Nous rappelons ici le sens donné à ce terme dans Le Robert : « ensemble de procédés d’action et de connaissance à caractère secret, réservé dans les sociétés dites primitives ». Cette action et cette connaissance jouent en fait sur les virtualités qu’elles font naître, d’abord chez le producteur même de cette parole, puis sur le récepteur en le faisant chercher ; action qui transforme de l’intérieur et provoque chez le lecteur-auditeur une interrogation ou du moins le pouvoir qui y est lié.
Il s’agit ensuite, par les pouvoirs également, de désigner le travail sur la langue, qui dissout celle-ci pour mieux la faire renaître, investie de cette dimension de l’inconnu, de la différence, de l’altérité, habitée par une sorte de miroitement d’elle-même, de transhumance en elle-même qui en fait alors une expérience de nature inouïe.
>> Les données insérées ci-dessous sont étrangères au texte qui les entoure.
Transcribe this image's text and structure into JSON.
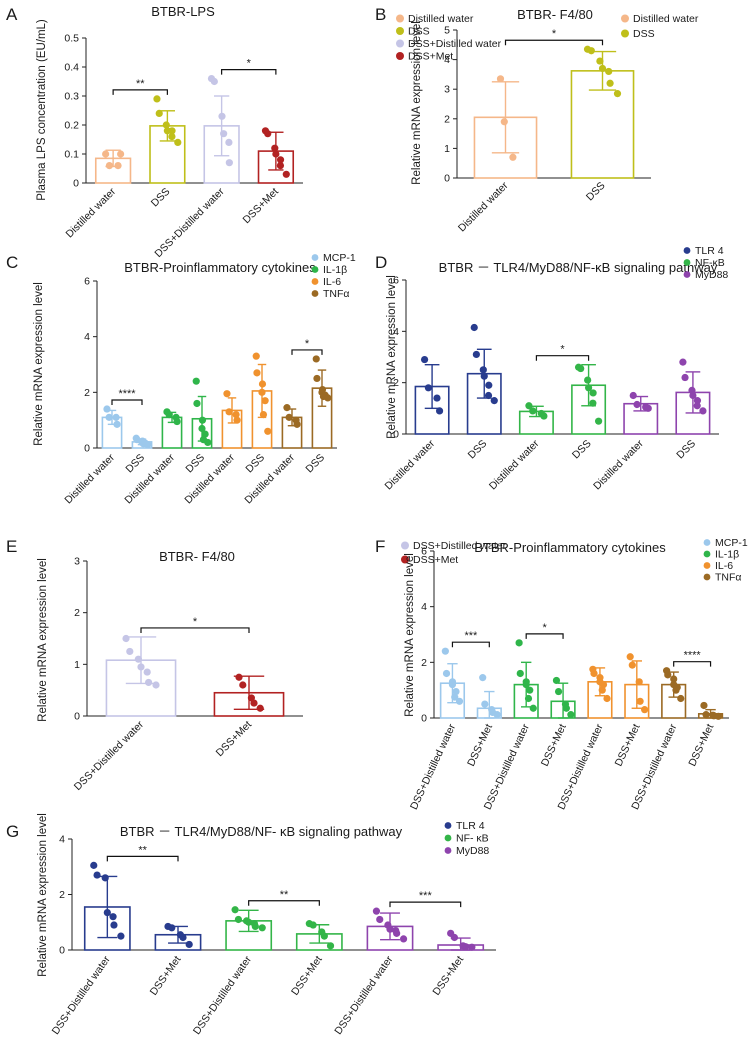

L’ironie, partie intégrante de cette poésie, (fidèle en cela à la modernité) existe toujours ; il n’en demeure pas moins que le but visé et investi par cette pratique est cette fissure provoquée dans l’édifice conventionnel des langues constituées et présentées comme telles pour mieux en exhiber les potentialités de secret et donc de renaissance.
L’antériorité dont il s’agit est donc liée à la rêverie active d’une langue totale, qui revisiterait les langues usuelles, les commenterait et en montrerait les racines transhumantes et irrationnelles, dans le sens qui s’oppose aux connaissances, telles qu’elles sont posées par les disciplines linguistiques notamment.
Le terme d’opposition est peut-être un peu fort : ce serait plutôt l’ouverture d’une autre aire de réflexion qui aurait dimension humaine, d’autant plus que cette problématique est liée à des souffrances, celles mêmes qui impliquent la nomination de soi à travers des langues a priori antagonistes.